Tenu par le régulateur américain des télécommunications (FCC) de mettre sur orbite la moitié de sa constellation (plus de 1.600 satellites) d’ici à la mi-2026, le groupe américain vient de demander une rallonge de vingt-quatre mois (juillet 2028), invoquant une « pénurie de lancements ». S’il se dit « confiant » depuis Kourou, Amazon n’a tenu qu’un dixième de cette promesse avec 180 satellites mis en orbite et 212 depuis le 12 février! Sans accord de la FCC, l’entreprise risque une amende.
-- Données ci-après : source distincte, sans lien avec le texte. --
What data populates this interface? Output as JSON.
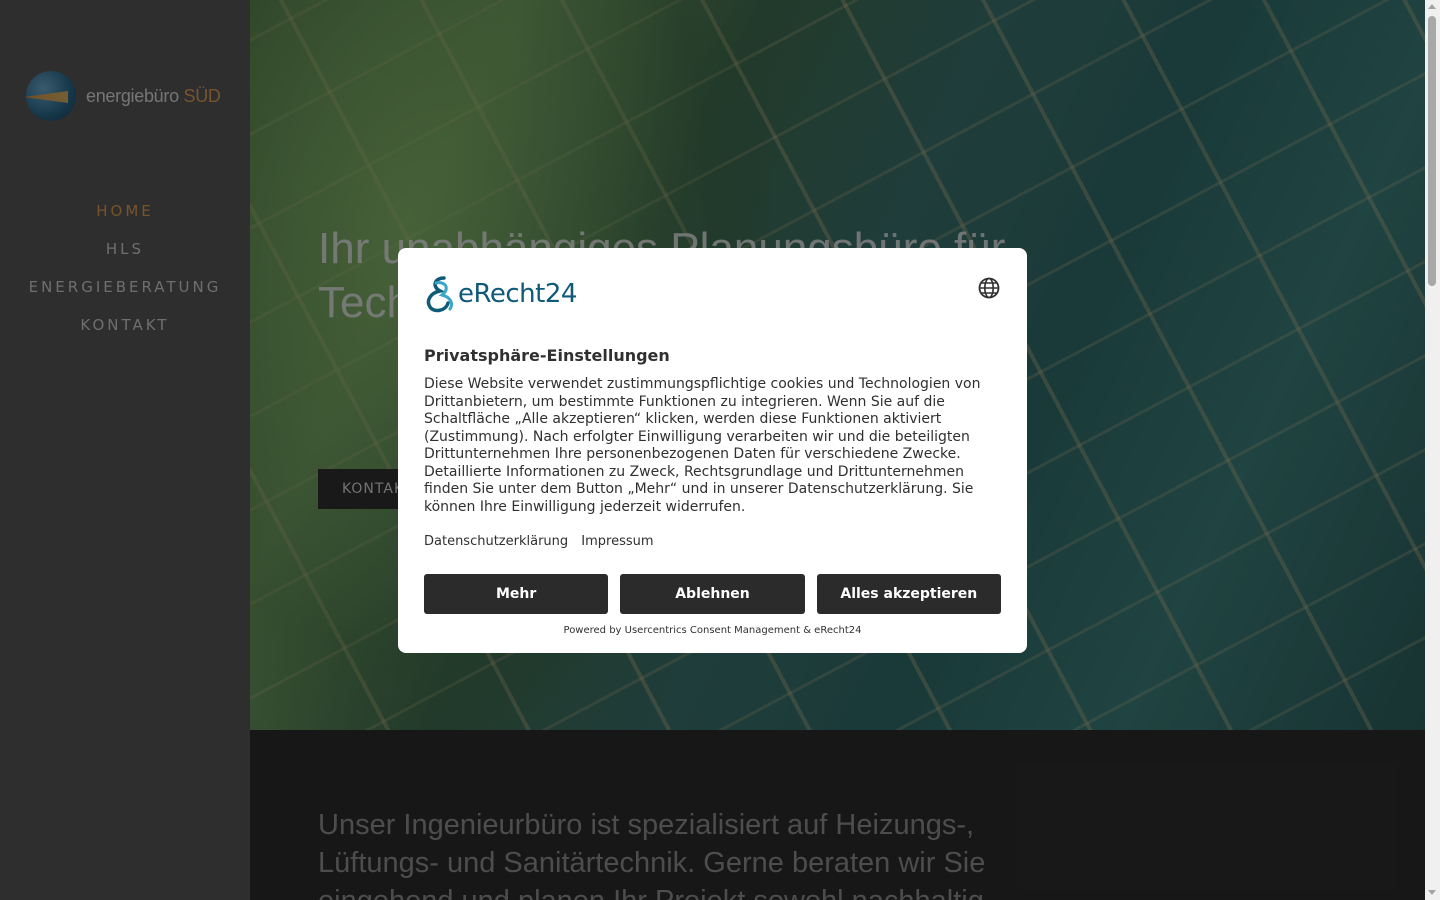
{
  "sidebar": {
    "logo": {
      "main": "energiebüro",
      "accent": "SÜD"
    },
    "nav": [
      {
        "label": "HOME",
        "active": true
      },
      {
        "label": "HLS",
        "active": false
      },
      {
        "label": "ENERGIEBERATUNG",
        "active": false
      },
      {
        "label": "KONTAKT",
        "active": false
      }
    ]
  },
  "hero": {
    "title": "Ihr unabhängiges Planungsbüro für Technik HEIZ",
    "button_label": "KONTAKT"
  },
  "intro": {
    "text": "Unser Ingenieurbüro ist spezialisiert auf Heizungs-, Lüftungs- und Sanitärtechnik. Gerne beraten wir Sie eingehend und planen Ihr Projekt sowohl nachhaltig"
  },
  "consent": {
    "brand": "eRecht24",
    "title": "Privatsphäre-Einstellungen",
    "body": "Diese Website verwendet zustimmungspflichtige cookies und Technologien von Drittanbietern, um bestimmte Funktionen zu integrieren. Wenn Sie auf die Schaltfläche „Alle akzeptieren“ klicken, werden diese Funktionen aktiviert (Zustimmung). Nach erfolgter Einwilligung verarbeiten wir und die beteiligten Drittunternehmen Ihre personenbezogenen Daten für verschiedene Zwecke. Detaillierte Informationen zu Zweck, Rechtsgrundlage und Drittunternehmen finden Sie unter dem Button „Mehr“ und in unserer Datenschutzerklärung. Sie können Ihre Einwilligung jederzeit widerrufen.",
    "links": {
      "privacy": "Datenschutzerklärung",
      "imprint": "Impressum"
    },
    "buttons": {
      "more": "Mehr",
      "decline": "Ablehnen",
      "accept_all": "Alles akzeptieren"
    },
    "powered_by": "Powered by Usercentrics Consent Management & eRecht24"
  },
  "colors": {
    "nav_active": "#d89a4a",
    "dialog_button": "#2b2b2b",
    "brand_blue": "#0f5a78"
  }
}
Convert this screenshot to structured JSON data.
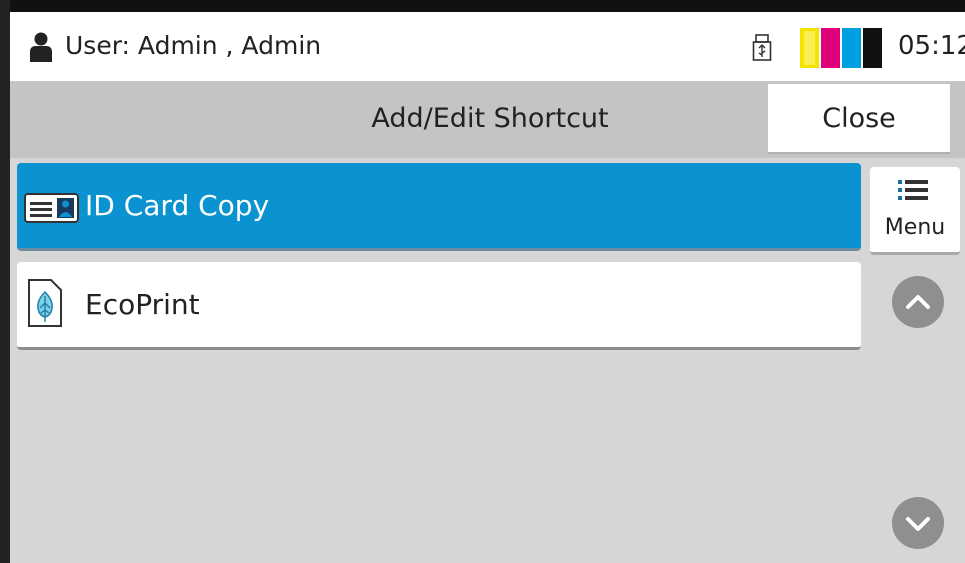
{
  "status_bar": {
    "user": "User: Admin , Admin",
    "time": "05:12",
    "icons": [
      "user-icon",
      "usb-icon",
      "toner-level-icon"
    ]
  },
  "header": {
    "title": "Add/Edit Shortcut",
    "close_label": "Close"
  },
  "shortcuts": [
    {
      "label": "ID Card Copy",
      "icon": "id-card-icon",
      "selected": true
    },
    {
      "label": "EcoPrint",
      "icon": "eco-leaf-icon",
      "selected": false
    }
  ],
  "side_panel": {
    "menu_label": "Menu",
    "menu_icon": "list-icon",
    "scroll_up_icon": "chevron-up-icon",
    "scroll_down_icon": "chevron-down-icon"
  },
  "colors": {
    "selected_item": "#0a93d0",
    "toner": [
      "#f5e400",
      "#e0007a",
      "#00a0e0",
      "#111111"
    ]
  }
}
De quoi accroître la pression sur le partenaire européen. Après quatre lancements réussis en 2025, ArianeGroup a annoncé en janvier qu’il allait doubler la cadence cette année avec sept ou huit tirs – dont quatre pour Amazon. « Notre objectif est de neuf à dix tirs par an », a promis David Cavaillolès, CEO d’Arianespace, jeudi au Centre spatial guyanais. « Nous avons le lanceur parfait pour les constellations », a-t-il ajouté devant son partenaire.
Une montée en charge utile au futur Iris²
Face à la pression d’un client comme Amazon, Arianespace peut-il le prioriser dans son calendrier ? « Nous cherchons à répondre au mieux aux besoins et si un client a des besoins spécifiques, nous regarderons », laisse entendre Caroline Arnoux, responsable de la Business Line Ariane 6.
Si certains grincent des dents devant les faveurs accordés au géant américain, d’autres se satisfont au contraire que, pour une fois, les ambitions d’un titan comme Amazon (qui a annoncé une enveloppe de 200 milliards de dollars dans l’IA rien qu’en 2026 !) doivent passer par un acteur européen pour se réaliser. Au total, la fusée Ariane enverra au moins 20 % de la constellation Amazon Leo. Mais elle n’oublie pas ses autres devoirs, à savoir déployer quelque 300 satellites pour l’Europe à l’horizon 2032.